そんな帝人の微笑みに対して「やっばい、キュンときた」と臨也は胸を押さえる。
「胸を押さえて……病気?」
ダメな人だと帝人が呆れるのにも気にせず臨也は嬉しそうな顔のまま。
「恋の病だね」
「頭の?」
「心を脳だとするのなら」
「まぁ、いいですけど。僕も同じですから」
本当のことなので認めるしかない。
携帯電話が手元にあるのに消防車を呼ばなかったのは臨也が何とかしてくれると思ったからだ。
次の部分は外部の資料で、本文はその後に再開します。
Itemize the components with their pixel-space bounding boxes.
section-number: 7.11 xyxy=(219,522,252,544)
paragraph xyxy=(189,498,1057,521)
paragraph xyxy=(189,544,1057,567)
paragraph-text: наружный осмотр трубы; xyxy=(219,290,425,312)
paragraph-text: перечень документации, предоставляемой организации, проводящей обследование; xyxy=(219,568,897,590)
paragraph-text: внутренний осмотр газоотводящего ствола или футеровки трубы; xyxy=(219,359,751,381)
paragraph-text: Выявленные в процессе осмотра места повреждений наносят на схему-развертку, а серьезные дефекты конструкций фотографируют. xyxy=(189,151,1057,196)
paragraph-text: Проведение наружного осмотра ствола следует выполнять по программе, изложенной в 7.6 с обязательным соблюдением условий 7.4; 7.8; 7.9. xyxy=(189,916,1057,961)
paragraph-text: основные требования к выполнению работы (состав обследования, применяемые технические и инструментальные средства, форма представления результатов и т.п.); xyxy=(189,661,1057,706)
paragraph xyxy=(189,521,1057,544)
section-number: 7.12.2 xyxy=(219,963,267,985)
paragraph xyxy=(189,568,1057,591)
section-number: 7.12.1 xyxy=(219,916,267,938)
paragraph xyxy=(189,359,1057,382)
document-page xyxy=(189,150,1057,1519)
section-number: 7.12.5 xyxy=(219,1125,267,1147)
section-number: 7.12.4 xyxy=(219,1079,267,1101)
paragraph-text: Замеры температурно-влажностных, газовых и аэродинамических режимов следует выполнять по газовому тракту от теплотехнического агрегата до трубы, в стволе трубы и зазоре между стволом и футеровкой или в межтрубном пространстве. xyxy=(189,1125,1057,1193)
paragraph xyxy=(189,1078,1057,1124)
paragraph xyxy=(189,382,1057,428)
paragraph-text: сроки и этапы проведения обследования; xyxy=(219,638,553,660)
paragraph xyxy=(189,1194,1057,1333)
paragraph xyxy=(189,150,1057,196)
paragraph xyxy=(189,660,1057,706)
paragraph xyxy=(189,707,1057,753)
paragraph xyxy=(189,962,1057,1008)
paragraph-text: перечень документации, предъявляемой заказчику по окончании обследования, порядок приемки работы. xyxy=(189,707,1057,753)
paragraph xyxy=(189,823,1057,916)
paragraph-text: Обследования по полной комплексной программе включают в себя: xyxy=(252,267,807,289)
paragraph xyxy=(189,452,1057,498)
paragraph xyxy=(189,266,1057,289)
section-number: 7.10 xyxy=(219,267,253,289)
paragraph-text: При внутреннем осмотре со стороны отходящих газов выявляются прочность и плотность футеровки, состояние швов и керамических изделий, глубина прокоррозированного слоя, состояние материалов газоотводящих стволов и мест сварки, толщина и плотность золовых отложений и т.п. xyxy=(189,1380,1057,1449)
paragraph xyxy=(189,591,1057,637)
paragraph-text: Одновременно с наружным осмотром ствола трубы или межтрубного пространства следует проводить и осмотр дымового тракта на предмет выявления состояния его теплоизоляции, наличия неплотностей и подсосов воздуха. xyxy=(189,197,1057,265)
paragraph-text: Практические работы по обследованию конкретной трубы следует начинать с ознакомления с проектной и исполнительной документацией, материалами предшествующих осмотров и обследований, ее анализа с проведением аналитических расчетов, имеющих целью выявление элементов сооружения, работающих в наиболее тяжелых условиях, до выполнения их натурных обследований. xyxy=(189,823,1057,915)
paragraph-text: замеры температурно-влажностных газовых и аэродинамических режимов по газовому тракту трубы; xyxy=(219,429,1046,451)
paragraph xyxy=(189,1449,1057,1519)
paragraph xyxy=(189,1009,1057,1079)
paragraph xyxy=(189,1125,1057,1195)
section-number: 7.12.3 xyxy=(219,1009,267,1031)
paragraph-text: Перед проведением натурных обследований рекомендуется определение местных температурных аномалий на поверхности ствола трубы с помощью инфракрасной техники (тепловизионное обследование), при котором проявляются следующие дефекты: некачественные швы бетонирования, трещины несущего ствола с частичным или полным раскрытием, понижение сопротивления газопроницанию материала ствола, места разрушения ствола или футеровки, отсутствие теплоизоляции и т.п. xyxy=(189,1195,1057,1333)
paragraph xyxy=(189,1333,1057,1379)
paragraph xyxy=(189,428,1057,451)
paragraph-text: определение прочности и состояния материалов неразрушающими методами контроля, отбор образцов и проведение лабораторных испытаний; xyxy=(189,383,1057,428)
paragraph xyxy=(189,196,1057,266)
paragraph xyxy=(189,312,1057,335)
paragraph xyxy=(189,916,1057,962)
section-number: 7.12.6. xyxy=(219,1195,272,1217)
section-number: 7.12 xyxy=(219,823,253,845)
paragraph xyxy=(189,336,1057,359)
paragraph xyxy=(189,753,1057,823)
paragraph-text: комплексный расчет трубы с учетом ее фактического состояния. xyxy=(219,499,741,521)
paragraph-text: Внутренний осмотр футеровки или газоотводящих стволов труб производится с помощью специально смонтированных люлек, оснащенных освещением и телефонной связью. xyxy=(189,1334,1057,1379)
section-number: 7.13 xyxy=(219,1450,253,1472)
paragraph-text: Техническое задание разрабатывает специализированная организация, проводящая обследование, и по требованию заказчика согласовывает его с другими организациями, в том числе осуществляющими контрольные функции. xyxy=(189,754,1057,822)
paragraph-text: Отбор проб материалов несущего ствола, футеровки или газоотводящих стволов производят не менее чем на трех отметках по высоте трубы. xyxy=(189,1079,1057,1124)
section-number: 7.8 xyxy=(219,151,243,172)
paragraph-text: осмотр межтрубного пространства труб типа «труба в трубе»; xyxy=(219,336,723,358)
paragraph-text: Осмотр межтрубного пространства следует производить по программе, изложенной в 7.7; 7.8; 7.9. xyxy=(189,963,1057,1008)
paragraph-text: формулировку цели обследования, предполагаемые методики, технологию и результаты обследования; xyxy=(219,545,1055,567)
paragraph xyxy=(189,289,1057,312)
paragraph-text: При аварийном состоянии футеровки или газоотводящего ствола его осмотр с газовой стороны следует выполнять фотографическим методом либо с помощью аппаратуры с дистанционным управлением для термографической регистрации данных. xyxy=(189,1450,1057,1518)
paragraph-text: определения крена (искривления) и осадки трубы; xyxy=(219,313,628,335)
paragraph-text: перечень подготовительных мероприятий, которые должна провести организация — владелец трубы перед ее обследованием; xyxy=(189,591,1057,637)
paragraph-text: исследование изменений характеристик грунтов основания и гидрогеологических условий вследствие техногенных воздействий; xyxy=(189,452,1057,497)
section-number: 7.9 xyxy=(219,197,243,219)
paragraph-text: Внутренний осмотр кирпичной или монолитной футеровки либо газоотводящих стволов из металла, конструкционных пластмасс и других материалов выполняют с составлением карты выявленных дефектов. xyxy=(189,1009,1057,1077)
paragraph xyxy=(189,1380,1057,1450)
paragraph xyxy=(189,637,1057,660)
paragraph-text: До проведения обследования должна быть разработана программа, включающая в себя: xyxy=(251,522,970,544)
こんなどうしようもない大人を信頼してしまっているのだ。
自分が何をしようとどうにか解決してくれると臨也に対して思っている。
「帝人君に心を狙撃されてるっ」
「臨也さん専用のスナイパーというのも楽しいですね。外した弾が勝手に当たる」
「どんどん狙い撃ってくれていいよ」
「いやですよ。臨也さん、返してこようとするじゃないですか。防御力違うんですから加減してください」
「一人ではラブだけど俺たちは二人なんだからラブラブで当たり前じゃないか?」
「そんなことないです。愛情は噛み締めてゆっくりで充分です」
「感じ方の違いだね。俺には常に必要だね。スルメじゃなくて主食として摂取するから」
噛めば噛むほど味が出るという意味でスルメなのだろう。
少し照れ臭い。
一緒に居ればいるだけ愛情が増すのだ。
「スルメ美味しいですけどね。しゃぶって噛まずに捨てちゃうことも多いですけど」
「しゃぶったスルメ寄越せと言うべきかその例えだと俺の愛の行方はどういうことなのかとか、どこをツッコミ入れれば?」
「味がなくならなければずっと僕の口の中じゃないですか」
「帝人君のハート泥棒っ」
「お互い様ですよ」
溶けない飴玉を口の中にずっといれているような、そんな愛情の在り方。
「IHクッキングヒーターがあるから改めて蕎麦でも天ぷらでも作ろう」
「お寿司は?」
「飽きたら食べればいい」
帝人が未練がましくやり途中だった天ぷらや袋に入ったままの蕎麦を見ていたからだろうか。
「ごめんね、油に細工してて」
「最悪ですよ!! 何を告白してるんですか!」
あったかくなった気持ちが台無しだった。